Fast forward a few months and some real life business, I suddenly recalled that I wanted to learn more about Rust, and thus my learning journey began. After I was somewhat comfortable with the basics of the language, mostly thanks to the helpful folks of Serenity Discord, I thought I should give back to the wider community at least a little bit.
Lying was never my strong side, and my first PR in the Rust repo was a very simple documentation clarification, since I really wanted that sweet "contributor" badge on GitHub. Even though that required very little effort on my part, it gave me an insight on how the contribution process works - when you submit a PR and are a new contributor, the Highfive bot posts a very helpful and welcoming message, and also assigns one of the Rust team members as a reviewer.
I expected to be waiting around a week or so for my change to even be looked at, to my surprise it took about an hour and it was already approved and being rolled up by bors, which is a very clever solution to bundle a bunch of merged PRs for extensive testing, since there are a ton of platforms that Rust tests on and the CI takes about 3 hours to complete.
After that, I was wondering how I could beactuallyhelpful, since anyone can copy-paste an issue into a PR for a small ego-boost. There is a ton of menial work to be done managing such a large project, and one of those things is triage - a way for simple folk like me to help. People working hard on speeding up compiler performance don't have the time to label all new GitHub issues or make sure no PR gets forgotten, that's where the triage workgroup comes in. Anyone can join, there are absolutely no requirements.
I sent a message to Dylan (@dpc), the person leading this group and also a member of the release team, who guided me through the process. I spent quite a while looking through all the repos in the rust-lang organisation, and I was pretty satisfied with the state of automation they have going on.

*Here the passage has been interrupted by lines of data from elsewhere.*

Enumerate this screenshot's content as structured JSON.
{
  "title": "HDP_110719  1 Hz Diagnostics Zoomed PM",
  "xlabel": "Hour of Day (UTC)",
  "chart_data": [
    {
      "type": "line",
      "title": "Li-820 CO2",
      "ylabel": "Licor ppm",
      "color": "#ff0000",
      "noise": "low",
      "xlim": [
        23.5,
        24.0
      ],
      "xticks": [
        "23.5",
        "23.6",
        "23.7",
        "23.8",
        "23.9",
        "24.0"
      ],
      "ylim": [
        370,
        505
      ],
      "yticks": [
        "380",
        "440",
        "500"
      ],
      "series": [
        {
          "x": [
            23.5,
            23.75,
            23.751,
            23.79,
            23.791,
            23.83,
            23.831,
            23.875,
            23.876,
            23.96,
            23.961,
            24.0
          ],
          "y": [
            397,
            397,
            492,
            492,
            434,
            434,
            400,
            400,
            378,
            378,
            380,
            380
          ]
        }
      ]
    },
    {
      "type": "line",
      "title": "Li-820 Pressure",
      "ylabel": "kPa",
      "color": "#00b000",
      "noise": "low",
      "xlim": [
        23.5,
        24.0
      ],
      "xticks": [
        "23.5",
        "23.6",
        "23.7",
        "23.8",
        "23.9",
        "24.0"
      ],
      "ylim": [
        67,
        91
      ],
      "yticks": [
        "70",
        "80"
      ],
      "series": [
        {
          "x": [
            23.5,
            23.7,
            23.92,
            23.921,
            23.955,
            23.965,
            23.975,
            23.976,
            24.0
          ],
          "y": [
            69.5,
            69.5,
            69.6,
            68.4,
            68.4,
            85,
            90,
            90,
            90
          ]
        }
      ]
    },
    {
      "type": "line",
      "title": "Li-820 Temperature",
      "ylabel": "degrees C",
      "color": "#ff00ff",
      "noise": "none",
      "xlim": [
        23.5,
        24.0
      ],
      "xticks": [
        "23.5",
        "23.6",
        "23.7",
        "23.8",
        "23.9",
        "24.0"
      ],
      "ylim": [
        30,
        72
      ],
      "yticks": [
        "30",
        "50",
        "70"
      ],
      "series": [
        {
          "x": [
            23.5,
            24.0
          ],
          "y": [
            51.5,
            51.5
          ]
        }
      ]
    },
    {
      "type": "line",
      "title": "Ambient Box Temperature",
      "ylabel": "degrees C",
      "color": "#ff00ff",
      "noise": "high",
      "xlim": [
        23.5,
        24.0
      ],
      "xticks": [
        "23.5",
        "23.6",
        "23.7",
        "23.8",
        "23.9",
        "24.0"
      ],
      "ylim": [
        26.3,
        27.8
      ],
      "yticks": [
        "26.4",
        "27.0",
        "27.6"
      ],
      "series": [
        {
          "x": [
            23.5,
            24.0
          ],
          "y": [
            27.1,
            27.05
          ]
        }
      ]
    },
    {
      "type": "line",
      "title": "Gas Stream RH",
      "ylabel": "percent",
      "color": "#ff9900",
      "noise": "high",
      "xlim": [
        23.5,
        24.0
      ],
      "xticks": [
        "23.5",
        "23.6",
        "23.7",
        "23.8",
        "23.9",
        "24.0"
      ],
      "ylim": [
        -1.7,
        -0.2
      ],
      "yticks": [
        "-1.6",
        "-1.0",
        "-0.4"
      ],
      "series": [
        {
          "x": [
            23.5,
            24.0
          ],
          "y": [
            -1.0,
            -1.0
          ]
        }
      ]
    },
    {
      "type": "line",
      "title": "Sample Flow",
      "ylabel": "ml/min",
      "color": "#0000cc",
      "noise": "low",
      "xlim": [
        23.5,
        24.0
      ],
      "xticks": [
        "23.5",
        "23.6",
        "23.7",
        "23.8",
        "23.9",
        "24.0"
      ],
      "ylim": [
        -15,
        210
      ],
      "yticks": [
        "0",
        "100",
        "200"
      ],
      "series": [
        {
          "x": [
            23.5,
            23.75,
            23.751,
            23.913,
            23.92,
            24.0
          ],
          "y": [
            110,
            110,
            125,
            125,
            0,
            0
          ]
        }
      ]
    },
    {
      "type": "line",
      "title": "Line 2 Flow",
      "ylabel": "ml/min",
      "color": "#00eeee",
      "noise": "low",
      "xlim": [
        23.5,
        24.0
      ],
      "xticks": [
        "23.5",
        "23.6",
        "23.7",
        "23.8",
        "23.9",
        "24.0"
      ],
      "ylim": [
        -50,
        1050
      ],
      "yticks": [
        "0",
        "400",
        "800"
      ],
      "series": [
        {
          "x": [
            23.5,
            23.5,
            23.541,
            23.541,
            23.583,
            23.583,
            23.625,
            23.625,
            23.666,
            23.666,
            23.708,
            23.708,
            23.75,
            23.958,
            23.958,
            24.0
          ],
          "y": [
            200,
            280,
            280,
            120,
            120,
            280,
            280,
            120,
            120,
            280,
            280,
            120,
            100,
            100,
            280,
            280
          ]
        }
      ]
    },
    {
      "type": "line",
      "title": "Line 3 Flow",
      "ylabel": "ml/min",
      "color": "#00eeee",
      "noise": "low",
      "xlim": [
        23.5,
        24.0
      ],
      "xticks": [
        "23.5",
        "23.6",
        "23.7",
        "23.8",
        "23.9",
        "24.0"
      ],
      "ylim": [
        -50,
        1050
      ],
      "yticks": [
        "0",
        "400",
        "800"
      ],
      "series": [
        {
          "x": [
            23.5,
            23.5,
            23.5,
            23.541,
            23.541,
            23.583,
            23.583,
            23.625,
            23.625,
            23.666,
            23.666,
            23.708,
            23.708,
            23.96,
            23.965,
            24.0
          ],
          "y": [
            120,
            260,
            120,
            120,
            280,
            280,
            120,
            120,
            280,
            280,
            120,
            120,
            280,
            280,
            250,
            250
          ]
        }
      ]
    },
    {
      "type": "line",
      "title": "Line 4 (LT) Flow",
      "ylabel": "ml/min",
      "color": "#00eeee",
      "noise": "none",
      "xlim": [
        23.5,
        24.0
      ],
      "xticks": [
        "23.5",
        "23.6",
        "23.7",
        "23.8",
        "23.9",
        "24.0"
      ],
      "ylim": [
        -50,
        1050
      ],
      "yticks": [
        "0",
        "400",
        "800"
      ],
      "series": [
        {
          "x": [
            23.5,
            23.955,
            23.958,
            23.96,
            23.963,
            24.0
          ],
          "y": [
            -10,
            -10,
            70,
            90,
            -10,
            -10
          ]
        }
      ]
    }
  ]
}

My first triaging session was on Wednesday, and I managed to mess up by pinging one of the team members (I was not a member of the org at this point, and some members hide their status), but Dylan was very understanding and told me how to add myself to the organisation properly.
The next thing to catch my eye was glacier - a catchy name that serves as a repository of ICEs, internal compiler errors. First I tried to run it on Windows and it reported that about half of the bugs have been fixed, I got in touch with @JohnTitor to ask about that, and he told me that a certain type of ICEs doesn't happen on Windows. A quick PR to add this note to the readme, and hopefully some time will be saved for other folks in the future.
After that I took a look at how people actually contribute towards glacier - having to manually submit PRs and browse through untracked issues is very much not ideal. I talked a bit with some members of the team about integrating it into one of the helpful bots, and someone told me there was an open issue suggesting that idea on the triagebot repository, which is a bot that is used to help label issues, ping relevant teams and a few other minor things.
Developing this PR was pretty difficult - I had no experience with interacting with the GitHub API and it seemed like there was a self-made wrapper around it, thankfully I came right at a time when XAMPPRocky was about to release octocrab, a very handy library to work with the GitHub API.
With this new addition it didn't take too long to develop and soon the PR was merged! Unfortunately, it currently doesn't work as well as planned, but at least the foundation is done. I still plan on improving it when I have a bit of time.
And as for you, dear reader, I wrote this blog post to inspire more people - especially beginners in both Rust and open-source as a whole to not be afraid of engaging with the Rust project. There are things for people of all skill levels to work on.